Dr. Theresa John performs with a dance group at opening ceremonies for a week-long listening and learning session on Native boarding schools at the Alaska Native Heritage Center in April.
Photo by Rhonda McBride.
Dr. Theresa John performs with a dance group at opening ceremonies for a week-long listening and learning session on Native boarding schools at the Alaska Native Heritage Center in April.

Native boarding schools and their legacy have long been shrouded by the fog of historical amnesia.

In partnership with the U.S. Interior Department, the National Native American Boarding School Healing Coalition has sent a team across the country to collect stories from boarding school survivors about the abuses they experienced as children. It’s part of a national effort to seek truth, justice, and healing.

On May 13, the group will head to Minneapolis to record the oral histories of boarding school survivors. Last week, the team followed up on about 20 Alaska Natives, who shared their stories last month in Anchorage.

During the week of April 15-19, the Alaska Native Heritage Center was converted into a safe space to disclose traumatic experiences. There were educational presentations, healing ceremonies and time set aside for each survivor to meet with an oral historian. Those interviews were conducted privately in various houses on the Heritage Center campus, dedicated to different cultural groups. It was up to the survivor to choose the place to share their stories.

Denise Lajimodiere is one of those who came to listen and learn.
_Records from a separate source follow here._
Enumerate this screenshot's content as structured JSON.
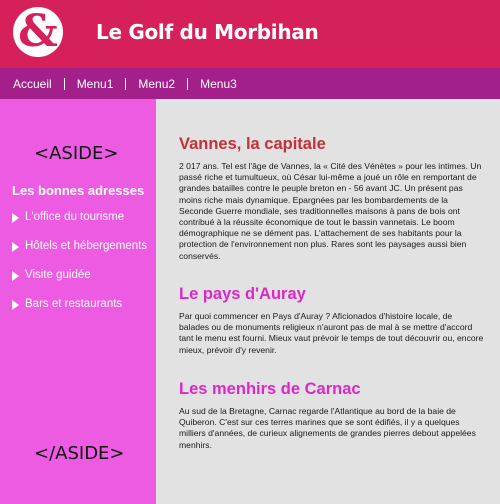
{
  "header": {
    "logo_glyph": "&",
    "title": "Le Golf du Morbihan"
  },
  "nav": {
    "items": [
      "Accueil",
      "Menu1",
      "Menu2",
      "Menu3"
    ]
  },
  "aside": {
    "open_tag": "<ASIDE>",
    "close_tag": "</ASIDE>",
    "heading": "Les bonnes adresses",
    "links": [
      "L'office du tourisme",
      "Hôtels et hébergements",
      "Visite guidée",
      "Bars et restaurants"
    ]
  },
  "main": {
    "sections": [
      {
        "title": "Vannes, la capitale",
        "text": "2 017 ans. Tel est l'âge de Vannes, la « Cité des Vénètes » pour les intimes. Un passé riche et tumultueux, où César lui-même a joué un rôle en remportant de grandes batailles contre le peuple breton en - 56 avant JC. Un présent pas moins riche mais dynamique. Epargnées par les bombardements de la Seconde Guerre mondiale, ses traditionnelles maisons à pans de bois ont contribué à la réussite économique de tout le bassin vannetais. Le boom démographique ne se dément pas. L'attachement de ses habitants pour la protection de l'environnement non plus. Rares sont les paysages aussi bien conservés."
      },
      {
        "title": "Le pays d'Auray",
        "text": "Par quoi commencer en Pays d'Auray ? Aficionados d'histoire locale, de balades ou de monuments religieux n'auront pas de mal à se mettre d'accord tant le menu est fourni. Mieux vaut prévoir le temps de tout découvrir ou, encore mieux, prévoir d'y revenir."
      },
      {
        "title": "Les menhirs de Carnac",
        "text": "Au sud de la Bretagne, Carnac regarde l'Atlantique au bord de la baie de Quiberon. C'est sur ces terres marines que se sont édifiés, il y a quelques milliers d'années, de curieux alignements de grandes pierres debout appelées menhirs."
      }
    ]
  }
}
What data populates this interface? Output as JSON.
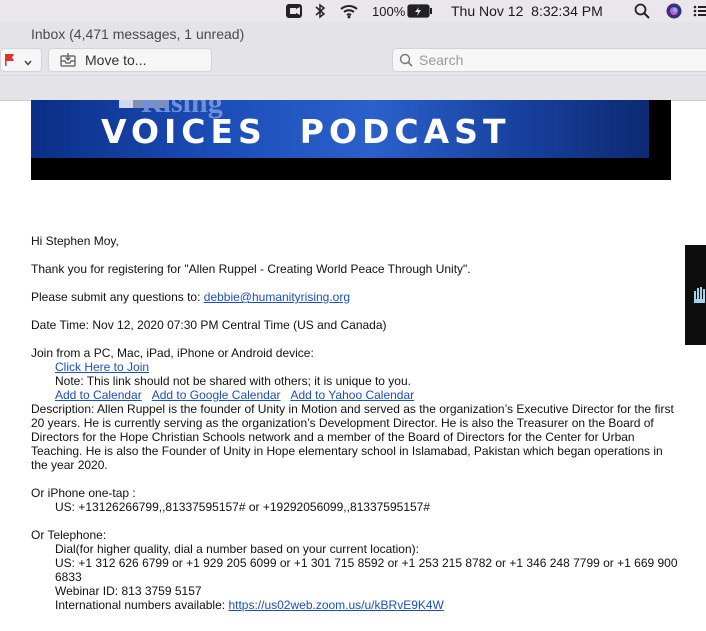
{
  "menubar": {
    "battery_percent": "100%",
    "datetime": "Thu Nov 12  8:32:34 PM",
    "icons": [
      "screen-record-icon",
      "bluetooth-icon",
      "wifi-icon",
      "battery-icon",
      "spotlight-search-icon",
      "siri-icon",
      "control-strip-icon"
    ]
  },
  "toolbar": {
    "window_title": "Inbox (4,471 messages, 1 unread)",
    "move_to_label": "Move to...",
    "search_placeholder": "Search"
  },
  "banner": {
    "subtitle_partial": "Rising",
    "title": "VOICES  PODCAST"
  },
  "email": {
    "greeting": "Hi Stephen Moy,",
    "thanks": "Thank you for registering for \"Allen Ruppel - Creating World Peace Through Unity\".",
    "questions_prefix": "Please submit any questions to: ",
    "questions_email": "debbie@humanityrising.org",
    "datetime_line": "Date Time: Nov 12, 2020 07:30 PM Central Time (US and Canada)",
    "join_line": "Join from a PC, Mac, iPad, iPhone or Android device:",
    "join_link": "Click Here to Join",
    "note": "Note: This link should not be shared with others; it is unique to you.",
    "calendar_links": [
      "Add to Calendar",
      "Add to Google Calendar",
      "Add to Yahoo Calendar"
    ],
    "description": "Description: Allen Ruppel is the founder of Unity in Motion and served as the organization’s Executive Director for the first 20 years. He is currently serving as the organization’s Development Director. He is also the Treasurer on the Board of Directors for the Hope Christian Schools network and a member of the Board of Directors for the Center for Urban Teaching. He is also the Founder of Unity in Hope elementary school in Islamabad, Pakistan which began operations in the year 2020.",
    "iphone_heading": "Or iPhone one-tap :",
    "iphone_numbers": "US: +13126266799,,81337595157# or +19292056099,,81337595157#",
    "telephone_heading": "Or Telephone:",
    "dial_note": "Dial(for higher quality, dial a number based on your current location):",
    "us_numbers": "US: +1 312 626 6799 or +1 929 205 6099 or +1 301 715 8592 or +1 253 215 8782 or +1 346 248 7799 or +1 669 900 6833",
    "webinar_id": "Webinar ID: 813 3759 5157",
    "intl_prefix": "International numbers available: ",
    "intl_link": "https://us02web.zoom.us/u/kBRvE9K4W"
  },
  "colors": {
    "link": "#1a4fbf",
    "flag": "#e2302a",
    "banner_blue": "#1b4db8"
  }
}
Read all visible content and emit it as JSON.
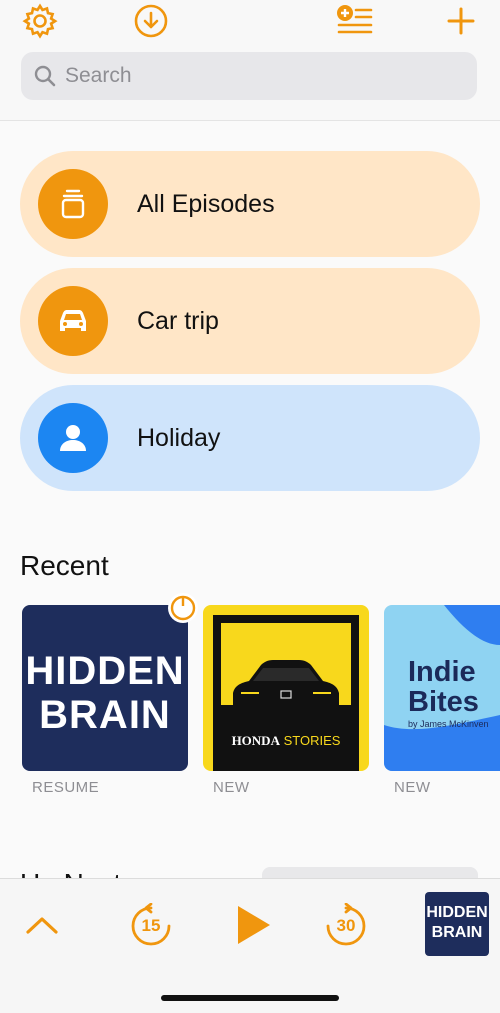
{
  "colors": {
    "accent": "#f0960e",
    "blue": "#1c86f2",
    "peach": "#ffe6c7",
    "lightblue": "#cfe4fb"
  },
  "toolbar": {
    "settings_icon": "gear-icon",
    "downloads_icon": "download-icon",
    "queue_icon": "add-to-queue-icon",
    "add_icon": "plus-icon"
  },
  "search": {
    "placeholder": "Search"
  },
  "filters": [
    {
      "label": "All Episodes",
      "icon": "episodes-stack-icon"
    },
    {
      "label": "Car trip",
      "icon": "car-icon"
    },
    {
      "label": "Holiday",
      "icon": "person-icon"
    }
  ],
  "recent": {
    "title": "Recent",
    "items": [
      {
        "status": "RESUME",
        "art_line1": "HIDDEN",
        "art_line2": "BRAIN"
      },
      {
        "status": "NEW",
        "art_text_bold": "HONDA",
        "art_text_light": "STORIES"
      },
      {
        "status": "NEW",
        "art_line1": "Indie",
        "art_line2": "Bites",
        "art_byline": "by James McKinven"
      }
    ]
  },
  "next_section": {
    "title": "Up Next"
  },
  "player": {
    "skip_back_seconds": "15",
    "skip_forward_seconds": "30",
    "artwork_line1": "HIDDEN",
    "artwork_line2": "BRAIN"
  }
}
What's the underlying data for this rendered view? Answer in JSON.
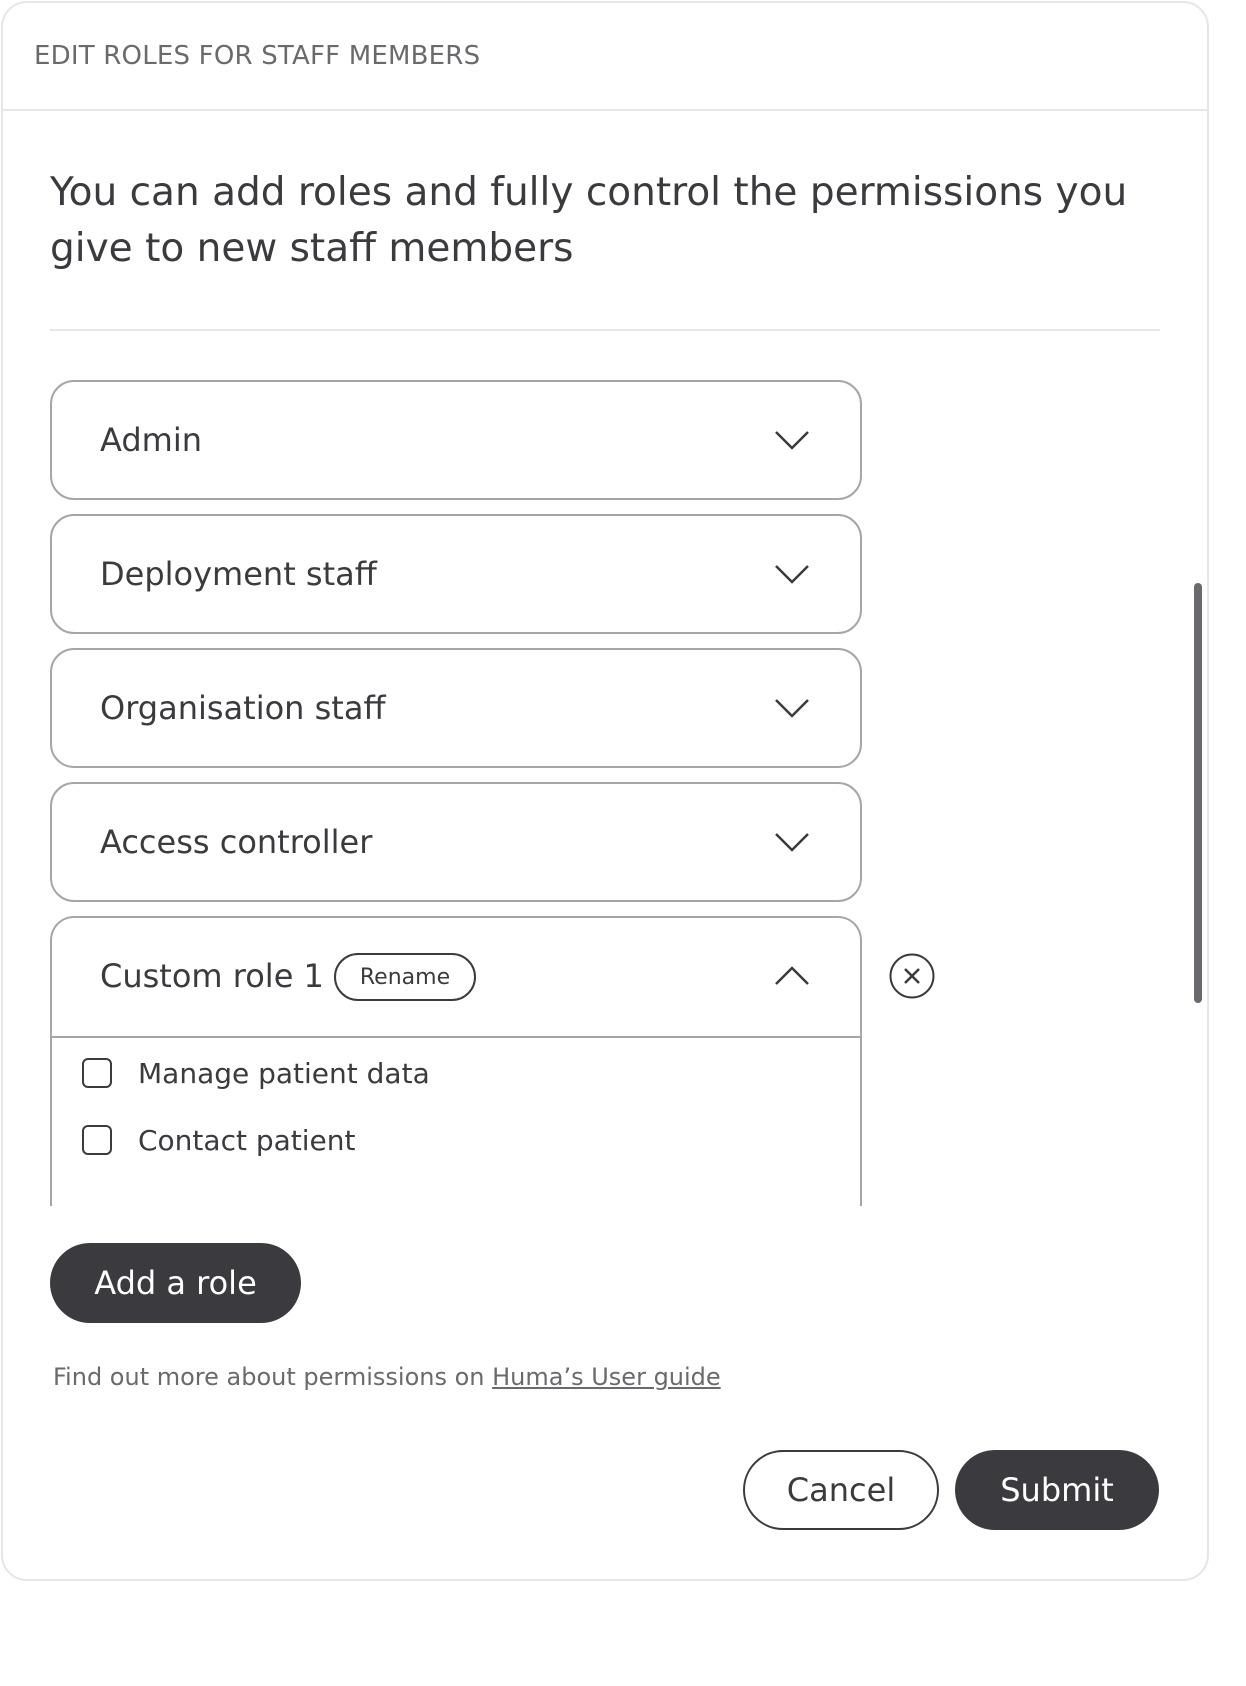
{
  "dialog": {
    "title": "EDIT ROLES FOR STAFF MEMBERS",
    "intro": "You can add roles and fully control the permissions you give to new staff members"
  },
  "roles": [
    {
      "label": "Admin",
      "icon": "chevron-down-icon"
    },
    {
      "label": "Deployment staff",
      "icon": "chevron-down-icon"
    },
    {
      "label": "Organisation staff",
      "icon": "chevron-down-icon"
    },
    {
      "label": "Access controller",
      "icon": "chevron-down-icon"
    }
  ],
  "custom_role": {
    "label": "Custom role 1",
    "rename_label": "Rename",
    "icon": "chevron-up-icon",
    "remove_icon": "close-circle-icon",
    "permissions": [
      {
        "label": "Manage patient data",
        "checked": false
      },
      {
        "label": "Contact patient",
        "checked": false
      }
    ]
  },
  "actions": {
    "add_role_label": "Add a role",
    "cancel_label": "Cancel",
    "submit_label": "Submit"
  },
  "footer": {
    "note_prefix": "Find out more about permissions on ",
    "link_text": "Huma’s User guide"
  },
  "colors": {
    "primary_dark": "#3b3b3f",
    "border": "#a6a6aa",
    "muted_text": "#6a6a6e",
    "divider": "#e6e6e6"
  }
}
She says some of the survivors have come to tell their stories for the first time and ask her why now, after all these years, they are ready to talk.

“They said, ‘I don’t know why I’m telling you.’ And I said, ‘Because we asked,” said Lajimodiere, who helped found the National Native American Boarding School Healing Coalition, called NABS for short.

Lajimodiere, an Anishinaabe, said her own family’s story has been a driving force in her work to break the cycle of boarding school trauma.

She says her father was nine when his mother died in the 1918 flu epidemic. Afterwards, he was sent to the Chemawa Indian School in Oregon, where he was never hugged or shown affection while he was there. But instead, he was raised under a harsh military-style form of discipline.

“Papa was pretty free his belt,” she said. “But that’s the way they learned to parent.”

She says that was how trauma was passed on to her family.

Lajimodiere has listened to more than a hundred boarding school stories. Some of those are in her book, “Stringing Rosaries: The History, the Unforgivable and the Healing of Northern Plains American Indian Boarding School Survivors.”

Over the years, she’s heard bits and pieces of Jim Labelle’s story, when he represented Alaska on the NABS board. But at this gathering, she sat down with LaBelle to conduct a formal interview.

“I’m glad that he will get his story reported formally,” Lajimodiere said, “that his kids and grandkids, and anybody that wants to know about what happened to us, will be able to access his story.”

LaBelle says he was glad to tell his story to someone who is familiar yet also a professional oral historian. Even so, it was still difficult to travel back in time 70 years to his days at the Wrangell Institute in Southeast Alaska, where he was taken away from his mother at the age of eight, along with his younger brother, Kermit.

Jim and Kermit LaBelle, shortly before they were sent to the Wrangell Institute.
Courtesy of Jim LaBelle
Jim and Kermit LaBelle, shortly before they were sent to the Wrangell Institute.

“I felt heavy,” he said, “because when you unload like that, and you tell those kind stories, your whole body feels the memory.”

About 20 years ago, LaBelle went public with his story at a time when many of those who had experienced boarding school abuse had not even told their own families about what happened to them.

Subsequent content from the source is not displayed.